All Products
Search
Document Center

MaxCompute:Near real-time partial column updates to Delta tables with Flink

Last Updated:May 23, 2025

This topic describes the scenarios and parameter configurations for partial column updates in Delta tables, along with the two partial column update modes designed for Flink Connector and their related configurations.

Background information

  • UPSERT operation: A database feature that combines INSERT and UPDATE features. It ensures efficient data operations by requiring that each record (or row) processed by UPSERT must include primary key columns.

  • UPSERT behavior: Depends on whether data with the specified primary key exists in the table.

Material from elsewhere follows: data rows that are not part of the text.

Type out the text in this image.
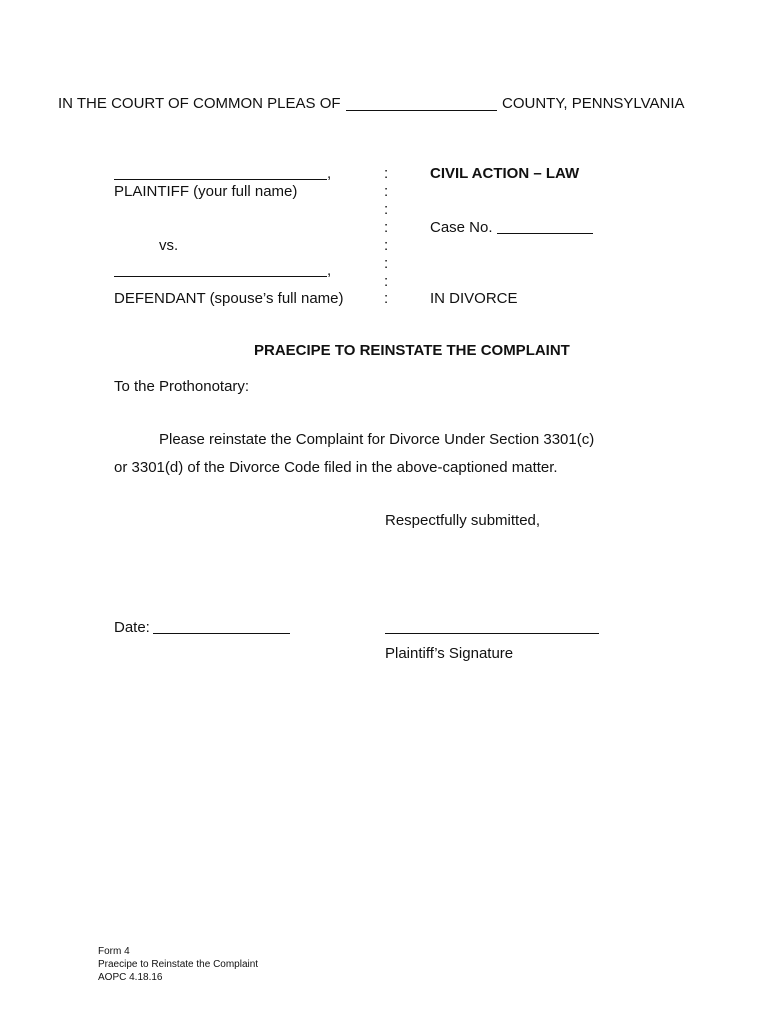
IN THE COURT OF COMMON PLEAS OF	COUNTY, PENNSYLVANIA
,
PLAINTIFF (your full name)
vs.
,
DEFENDANT (spouse’s full name)
:
:
:
:
:
:
:
:
CIVIL ACTION – LAW
Case No.
IN DIVORCE
PRAECIPE TO REINSTATE THE COMPLAINT
To the Prothonotary:
Please reinstate the Complaint for Divorce Under Section 3301(c)
or 3301(d) of the Divorce Code filed in the above-captioned matter.
Respectfully submitted,
Date:
Plaintiff’s Signature
Form 4
Praecipe to Reinstate the Complaint
AOPC 4.18.16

    • Insert semantics: When data with the specified primary key does not exist in the table, UPSERT performs an insert operation to add a new record to the table.

    • Update semantics: When a record with the specified primary key already exists in the table, UPSERT performs an update operation to update the existing data with the new data provided.

  • UPSERT scenarios: In stream processing with multiple table joins, updates from two different data streams affect different columns in the same table.

    • Data stream StreamA is responsible for updating column ColumnX.

    • Data stream StreamB is responsible for updating column ColumnY.

  • UPSERT form comparison:

    • Traditional UPSERT: Updates from StreamB might overwrite modifications made by StreamA, leading to data inconsistency.

    • Partial column update feature: Ensures that there are no conflicts between streams during concurrent updates. Each stream only updates the columns it is responsible for while preserving the update results from all streams in the same row.

Scenarios

Scenario 1: Update different columns in the same row without interference

Assume there is a user information management system that needs to process and update user data in real time. The data is processed by two independent service streams that receive information from different data sources.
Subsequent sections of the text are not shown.